The creative featured juxtaposed archived footage from the first Everest climb against modern day scenarios of individuals conquering their own “mountain” goals.
What’s Your Mountain? launched in multiple media touch points laser-targeted to the Grape-Nuts consumer. The creative device of contrasting past and present day was most easily told in film as a primary awareness driver, which included targeted TV (high weights were present on the season finale of Survivor) and online video. The media plan was designed to build strong reach levels amongst the core target group out of the gates in order to gain campaign traction.
Facebook was a key engagement channel where we hosted a contest asking consumers to tell us what their personal “mountain” goals were for a chance to achieve them. This sparked a conversation and helped grow a North American-wide online community with little capital investment.
A robust partnership with Rodale, the publisher for active lifestyle magazines such as Men’s Health, Women’s Health, and Running magazine provided an online forum to engage with our target audience. In addition, multiple digital ad units provided additional traffic via editorial promotion, high impact video units, full-site takeovers and mobile placement.
Grape-Nuts took over ski towns and hiking trails across North America to distribute over 1 million product samples. We set-up morning First Track breakfasts at the base of mountains to help give skiers and hikers the energy required their day.
The full campaign culminated 60 years after Hillary and his team first reached the summit – the summer of 2013. This included a high-profile PR event in New York City featuring a four-story rock climbing wall where participants could climb, personalize their own Grape-Nuts flag and put a stake in the ground, so to speak, in declaring how they would conquer their own personal mountains. On the same day, we took over online homepages of newspaper giants, the Wall Street Journal and New York Times with high-impact digital creative intended to replicate each newspapers’ front page 60 years prior, recreating the original news with a branded twist.
We helped Grape-Nuts summit their mountain with the following results:
- The launch of What’s Your Mountain grew the business +3% in $volume and +6% in units, all in a declining category (-3%) and declining Healthy segment (-6%)
- Market Share grew from 0.6 to 0.8
- Revenue increased 8%
- Penetration increased 1.0 point
- Growth in Facebook community from 185,000 to 254,000 fans, doubling our growth target of 20% to almost 40%
- A comScore study executed post campaign found all key KPI metrics experienced positive traction
Launching What’s Your Mountain? has been the key driver of business results for Grape-Nuts as evidence by significant sales success and improvements in key advertising metrics.
It was critical in dusting off this tired brand to find a product truth that married naturally and effortlessly with a consumer truth.

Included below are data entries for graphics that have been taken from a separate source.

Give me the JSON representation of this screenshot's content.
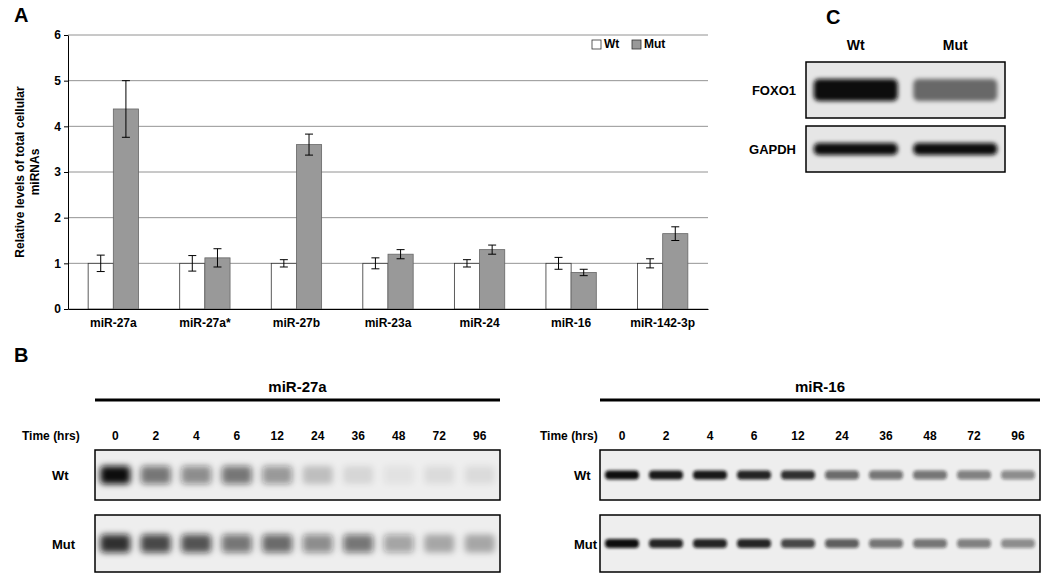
{
  "panel_labels": [
    "A",
    "B",
    "C"
  ],
  "chart_data": {
    "type": "bar",
    "y_label": "Relative levels of total cellular miRNAs",
    "categories": [
      "miR-27a",
      "miR-27a*",
      "miR-27b",
      "miR-23a",
      "miR-24",
      "miR-16",
      "miR-142-3p"
    ],
    "series": [
      {
        "name": "Wt",
        "color": "#ffffff",
        "values": [
          1,
          1,
          1,
          1,
          1,
          1,
          1
        ],
        "errors": [
          0.18,
          0.17,
          0.08,
          0.12,
          0.08,
          0.13,
          0.1
        ]
      },
      {
        "name": "Mut",
        "color": "#999999",
        "values": [
          4.38,
          1.12,
          3.6,
          1.2,
          1.3,
          0.8,
          1.65
        ],
        "errors": [
          0.62,
          0.2,
          0.23,
          0.1,
          0.1,
          0.07,
          0.15
        ]
      }
    ],
    "ylim": [
      0,
      6
    ],
    "yticks": [
      0,
      1,
      2,
      3,
      4,
      5,
      6
    ],
    "grid": true,
    "legend": "top-right"
  },
  "blots": {
    "time_label": "Time (hrs)",
    "times": [
      0,
      2,
      4,
      6,
      12,
      24,
      36,
      48,
      72,
      96
    ],
    "panels": [
      {
        "title": "miR-27a",
        "rows": [
          {
            "label": "Wt",
            "intensity": [
              1.0,
              0.55,
              0.45,
              0.55,
              0.4,
              0.2,
              0.1,
              0.05,
              0.08,
              0.08
            ]
          },
          {
            "label": "Mut",
            "intensity": [
              0.85,
              0.75,
              0.7,
              0.55,
              0.6,
              0.45,
              0.55,
              0.35,
              0.3,
              0.3
            ]
          }
        ]
      },
      {
        "title": "miR-16",
        "rows": [
          {
            "label": "Wt",
            "intensity": [
              1.0,
              0.95,
              0.95,
              0.9,
              0.85,
              0.6,
              0.55,
              0.55,
              0.5,
              0.45
            ]
          },
          {
            "label": "Mut",
            "intensity": [
              1.0,
              0.9,
              0.9,
              0.9,
              0.75,
              0.65,
              0.55,
              0.55,
              0.5,
              0.45
            ]
          }
        ]
      }
    ]
  },
  "western_blot": {
    "columns": [
      "Wt",
      "Mut"
    ],
    "rows": [
      {
        "label": "FOXO1",
        "intensity": [
          1.0,
          0.55
        ]
      },
      {
        "label": "GAPDH",
        "intensity": [
          1.0,
          1.0
        ]
      }
    ]
  }
}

The end result allowed Grape-Nuts to achieve success in conquering its own mountain.
The combined media and PR budget for the campaign was less than the previous year - therefore results were not driven by an increase in spending VYA.
Average Retail Unit Price % Chg was minimal during the BRP.
Average ACD Pt Chg was minimal over the BRP.
Unusual Promotional Activity:
Other Potential Causes:
Any applicable factors have already been detailed in this case.